Brazil is on the leading edge of Internet trends, but there is one huge sticking point; bandwidth. According to Internet World Stats, 34 percent of Brazilians are online, which is nearly 68 million people. However only 7 million had broadband access in 2008. Nearly everyone with whom I spoke in Sao Paulo echoed the same sentiment; download speeds suck and a robust connection is still very expensive. So what does that mean for the evolution of the Web?
A lot of great content is out there in video form. According to YouTube’s blog, users upload more than 20 hours of video each minute. In fact, there are lots of great stats about YouTube (none of them having to do the company earning a profit–yet), such as this Neatorama story that said in 2007 YouTube used as much bandwidth as the entire Internet in 2000.
My hunch is that social media is popular for exactly this reason. With download speeds that can be maddeningly slow, who wants to wait for huge video files to load? Chatting, commenting on profiles and sharing low resolution photos can be done with a minimum of delay in all but the worst scenarios and, these activities happen to be the stock and trade of social media. With the exception of commenting on profiles, all of the aforementioned behaviors first appeared in the chain-letter days of dial-up home Internet access
[Map of world Internet use 2000-2007]
Getting to the point where every Internet user can stream large video files will be a momentous occasion. Although I spend more time watching ‘The Family Guy’ on Hulu than lectures from Academic Earth, the potential is amazing. A wealth of information is available about entrepreneurship, philosophy, computer science or medicine for anyone with the time and connectivity. The same is true at TED, Big Think or Current, where knowledge seekers can slake their thirst for information.
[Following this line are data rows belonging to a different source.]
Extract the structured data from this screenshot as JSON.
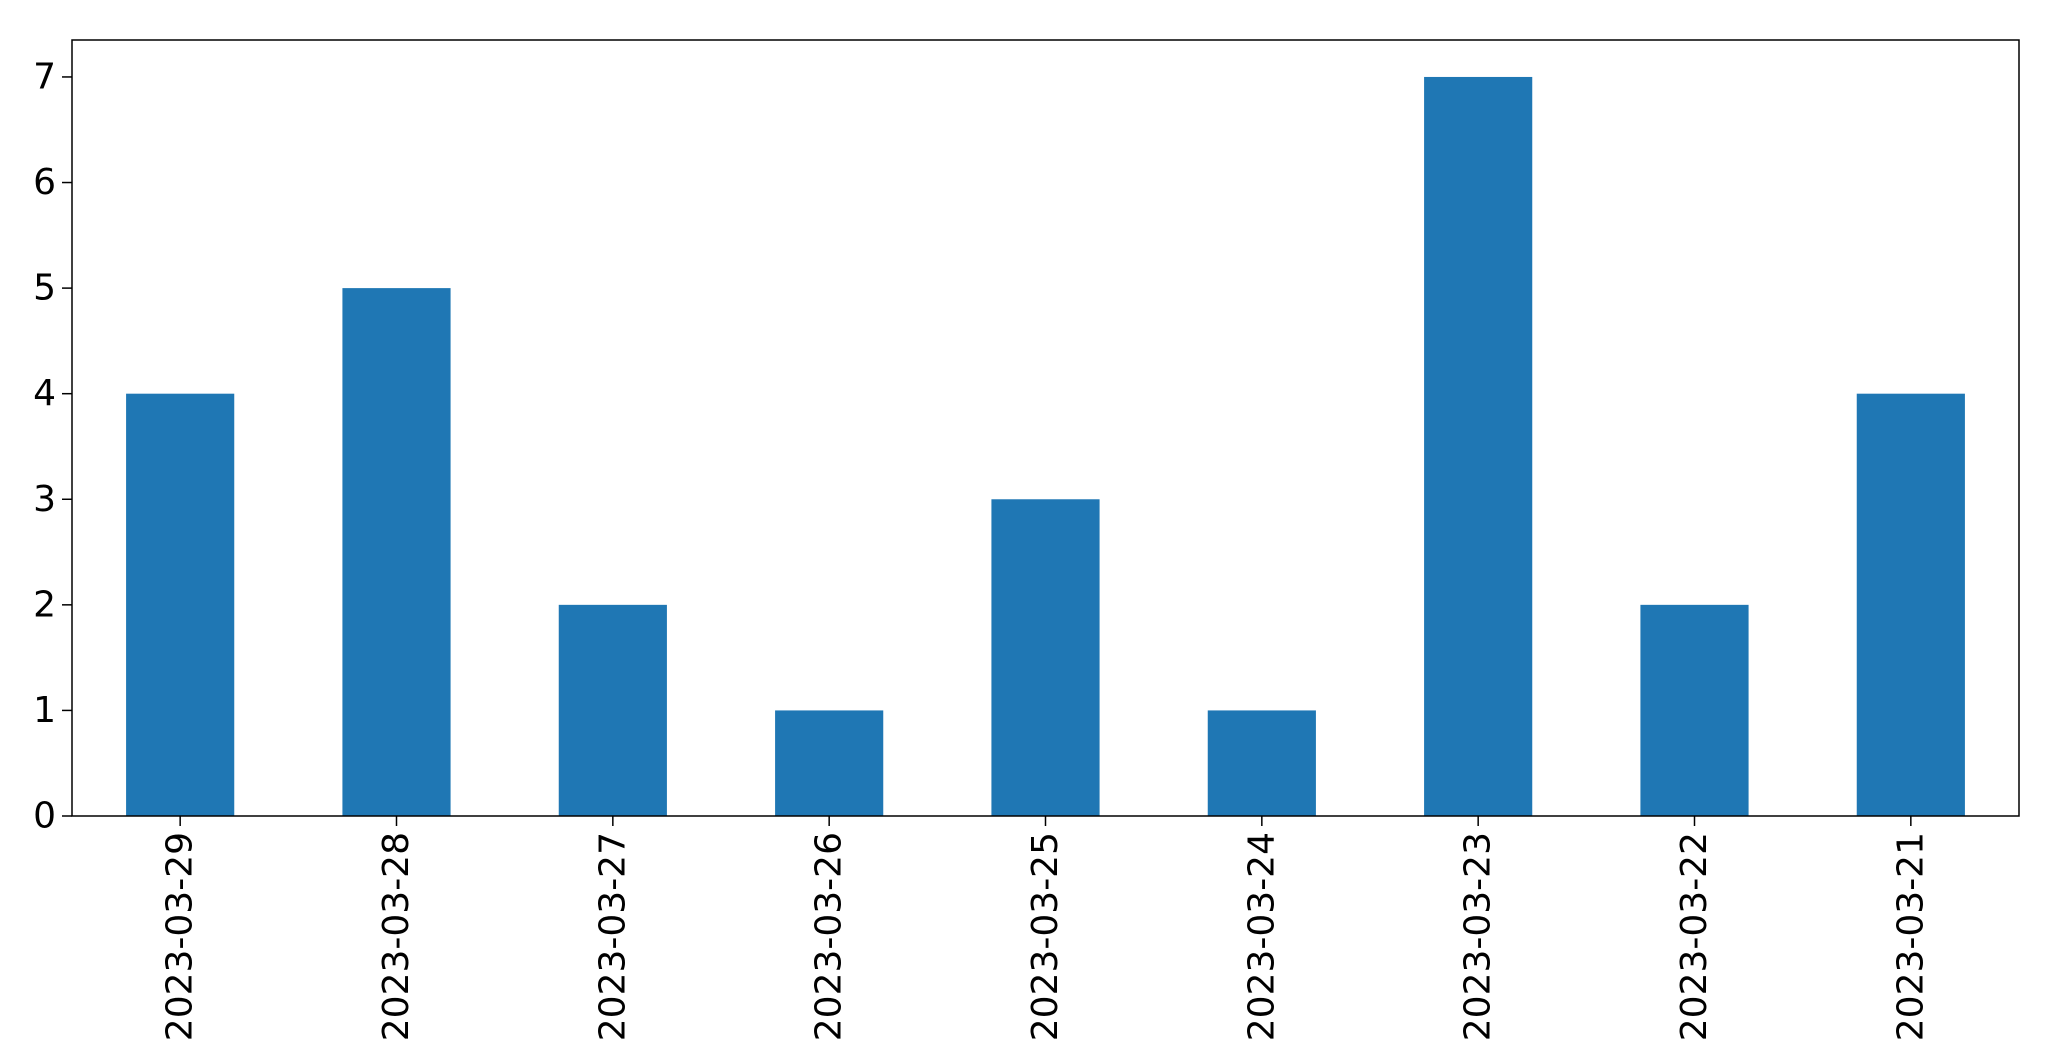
{
  "chart_data": {
    "type": "bar",
    "title": "",
    "xlabel": "",
    "ylabel": "",
    "categories": [
      "2023-03-29",
      "2023-03-28",
      "2023-03-27",
      "2023-03-26",
      "2023-03-25",
      "2023-03-24",
      "2023-03-23",
      "2023-03-22",
      "2023-03-21"
    ],
    "values": [
      4,
      5,
      2,
      1,
      3,
      1,
      7,
      2,
      4
    ],
    "ylim": [
      0,
      7.35
    ],
    "yticks": [
      0,
      1,
      2,
      3,
      4,
      5,
      6,
      7
    ],
    "grid": false,
    "legend": "none",
    "bar_color": "#1f77b4"
  }
}
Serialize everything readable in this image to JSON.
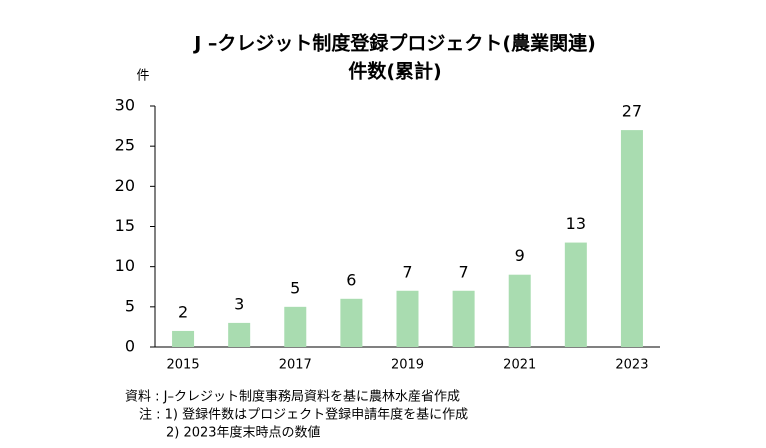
{
  "chart_data": {
    "type": "bar",
    "title": "J –クレジット制度登録プロジェクト(農業関連)",
    "subtitle": "件数(累計)",
    "y_label": "件",
    "categories": [
      "2015",
      null,
      "2017",
      null,
      "2019",
      null,
      "2021",
      null,
      "2023"
    ],
    "values": [
      2,
      3,
      5,
      6,
      7,
      7,
      9,
      13,
      27
    ],
    "color": "#a9dcb0",
    "ylim": [
      0,
      30
    ],
    "yticks": [
      0,
      5,
      10,
      15,
      20,
      25,
      30
    ],
    "grid": false,
    "source": "資料 : J–クレジット制度事務局資料を基に農林水産省作成",
    "notes": [
      "注 : 1) 登録件数はプロジェクト登録申請年度を基に作成",
      "2) 2023年度末時点の数値"
    ]
  }
}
This is not to say that important information is not disseminated through light-weight social media apps, such as Twitter. The media would like us to believe that Twitter is singly responsible for the protests in Iran, but while this may overstate the role of Iran’s roughly 9,000 tweeters, the microblogging site was an important conduit sharing for on-the-ground experience. To further underscore the primacy of low-bandwidth content, some of the most gripping footage from Iran has been short, grainy cellphone videos such as the death of Neda, whose face is now known to the world.
Companies like Boxee, Qik or Mogulus are revolutionizing the way we consume video and, seemingly limitless bandwidth, in the U.S., let us not forget that communication is more than the flashiest video player. When we find new ways to unlock the knowledge stored in video content and share it throughout the low-bandwidth ecosystem, we have the chance to radically change the future for good. Already we can earn college degrees in front of the computer, learn how to speak French or hear a lecture on the history of Chinese food. When we can share this resource beyond the nations of the industrialized world, what a future that will be.




























You should really take a great look on Orkut. I know you are already there, but I must say that it’s the most popular social network in Brazil. Very very poor people, even some homeless, have profile on orkut, because it’s opened in internet public access.